Replication plans + peer review: Just as with regular research, it's important to make sure that replicators aren't specification mining or data mining to get the results that look flashy on paper. This is especially tricky to prevent in replication-land, because often the data/code are already publicly available to a potential replicator. In order to make these replications as credible as possible, a potential replicator should be required to submit a very detailed replication plan (akin to a pre-analysis plan) for careful peer review before producing any replication results. This should help to ensure that replicators only push the data in ways that make sense to the broader community, rather than getting free passes to do whatever they want. Importantly, replications also need to highlight what their replication plan said, and any deviations from this plan need to be made clear and be defended.

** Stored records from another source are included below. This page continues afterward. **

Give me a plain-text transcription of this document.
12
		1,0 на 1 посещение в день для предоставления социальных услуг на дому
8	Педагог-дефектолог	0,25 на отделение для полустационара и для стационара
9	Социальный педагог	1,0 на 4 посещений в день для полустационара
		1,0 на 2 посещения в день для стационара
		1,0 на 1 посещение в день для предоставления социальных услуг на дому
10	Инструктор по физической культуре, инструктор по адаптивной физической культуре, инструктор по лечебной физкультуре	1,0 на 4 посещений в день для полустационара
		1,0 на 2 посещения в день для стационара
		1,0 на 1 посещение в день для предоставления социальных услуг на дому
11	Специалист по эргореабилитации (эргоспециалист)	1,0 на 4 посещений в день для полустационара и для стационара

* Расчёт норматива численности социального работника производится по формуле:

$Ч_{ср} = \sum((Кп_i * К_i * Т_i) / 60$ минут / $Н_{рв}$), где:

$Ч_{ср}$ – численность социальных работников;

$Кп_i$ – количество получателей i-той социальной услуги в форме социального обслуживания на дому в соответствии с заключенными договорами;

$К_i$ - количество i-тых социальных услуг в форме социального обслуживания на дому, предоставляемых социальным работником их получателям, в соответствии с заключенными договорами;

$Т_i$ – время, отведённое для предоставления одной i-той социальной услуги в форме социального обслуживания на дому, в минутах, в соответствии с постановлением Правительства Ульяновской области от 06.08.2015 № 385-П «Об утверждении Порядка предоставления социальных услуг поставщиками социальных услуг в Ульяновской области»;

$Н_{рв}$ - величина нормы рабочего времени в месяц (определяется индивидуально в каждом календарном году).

Finally, there's a lesson here in the interaction between the science and the media. A flashy press release goes a long way in getting newspapers and online media outlets to write about your worn - but at the end of the day, the goal should be advancing the science, rather than making one set of researchers look better than another. On the researcher side, making technical results understandable to the public is not always easy - but for research that has important implications for public policy, it is essential. On the media side, making sure to present a balanced account of the science is also important. Writing a headline that says ``Big study debunked!'' without speaking to the original authors (who have undoubtedly submitted an academic reply to the replication) is irresponsible journalism.
At the end of the day, the goal should be to make the best science possible. It's not always easy to check egos at the door, but it's essential that we do so in order to actually learn about the world.